The only seriously contested Detroit area House race was in the 11th District, in southern Oakland and northwest Wayne counties, with the seat open after former U.S. Rep. Thaddeus McCotter was kicked off the Aug. 7 primary ballot due to fraudulent nominating petition signatures. McCotter subsequently resigned, causing a special election to be held Nov. 6 in the district as constituted prior to redistricting to fill the remaining six weeks of his unexpired term. Republican Kerry Bentivolio, a Tea Party extremist, reindeer rancher and former teacher, defeated Democrat Syed Taj, a physician and Canton Township trustee, for the full term by 181,796 (51 percent) to 158,884 (44 percent). But in the special election, held in the somewhat more Democratic old 11th District, Democrat David Curson, a UAW staffer and Vietnam veteran, edged out Bentivolio by 159,267 (48 percent) to 151,740 (46 percent). Curson will now serve one of the shortest terms in the history of Congress.

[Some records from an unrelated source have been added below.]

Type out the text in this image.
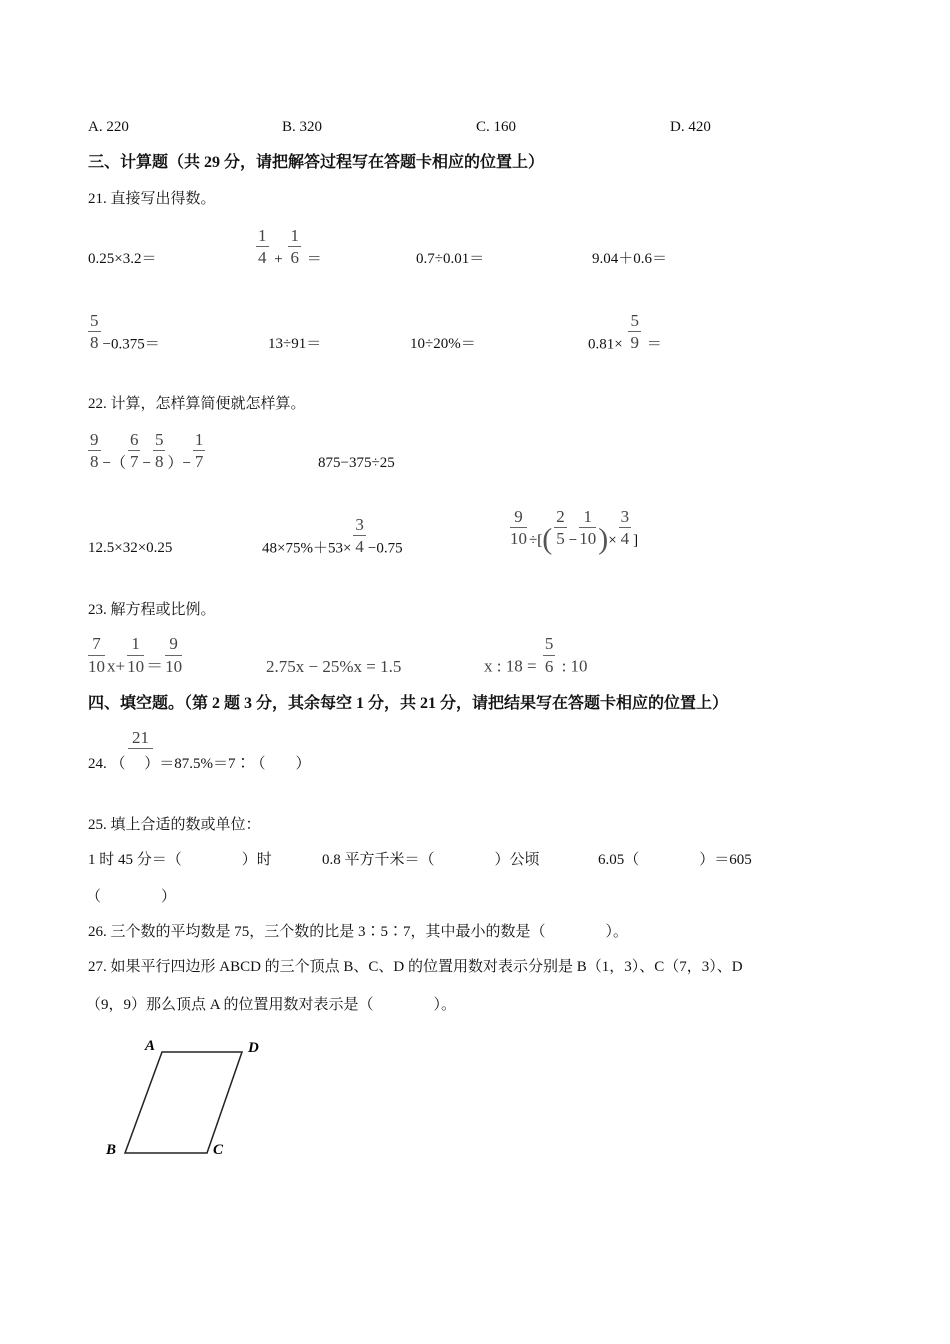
A. 220	B. 320	C. 160	D. 420
三、计算题（共 29 分，请把解答过程写在答题卡相应的位置上）
21. 直接写出得数。
0.25×3.2＝	$\frac{1}{4} + \frac{1}{6}$ ＝	0.7÷0.01＝	9.04＋0.6＝
$\frac{5}{8} -0.375=$	13÷91＝	10÷20%＝	$0.81\times \frac{5}{9}$ ＝
22. 计算，怎样算简便就怎样算。
$\frac{9}{8}$ −（ $\frac{6}{7} - \frac{5}{8}$ ）− $\frac{1}{7}$	875−375÷25
12.5×32×0.25	$48\times 75\%+53\times \frac{3}{4} -0.75$	$\frac{9}{10}$ ÷[( $\frac{2}{5} - \frac{1}{10}$ )× $\frac{3}{4}$ ]
23. 解方程或比例。
$\frac{7}{10} x+ \frac{1}{10} = \frac{9}{10}$	2.75x − 25%x = 1.5	x : $18 = \frac{5}{6}$ : 10
四、填空题。（第 2 题 3 分，其余每空 1 分，共 21 分，请把结果写在答题卡相应的位置上）
21
24. （　 ）＝87.5%＝7∶（　　）
25. 填上合适的数或单位：
1 时 45 分＝（　　　　）时	0.8 平方千米＝（　　　　）公顷	6.05（　　　　）＝605
（　　　　）
26. 三个数的平均数是 75，三个数的比是 3∶5∶7，其中最小的数是（　　　　）。
27. 如果平行四边形 ABCD 的三个顶点 B、C、D 的位置用数对表示分别是 B（1，3）、C（7，3）、D
（9，9）那么顶点 A 的位置用数对表示是（　　　　）。
A	D
C
B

In similar status quo results at the state level, Democrats gained five seats in the Michigan House, but Republicans still hold a 59-51 majority, and Republicans kept their 4-3 majority on the Michigan Supreme Court, with Democrat Bridget McCormack replacing retiring Justice Marilyn Kelly, a fellow Democrat.
One certain result of the election is that health care reform is here to stay, on track for full implementation in 2014. The Republican House passed 33 bills to repeal it, all of which died in the Senate. But the question for the upcoming lame duck session is whether the two parties can work out a budget agreement to head off the Budget Control Act of 2011, under which all the Bush-era tax cuts expire, and there are $55 billion cuts each in domestic and military spending. Dubbed the “fiscal cliff,” no one is happy about it, and it could cause a new recession. But the big question is whether the Republicans, whose top priority over the last four years was to deny Obama a second term, will agree to raise taxes on the rich as part of a deal.
For now, the rest of us can relax. We will no longer be bombarded by obnoxious, negative and lying TV ads; our mailboxes won’t be overflowing with campaign fliers lacking credibility; and our telephones won’t be blasted by irritating robocalls. The election is over. Let’s move forward.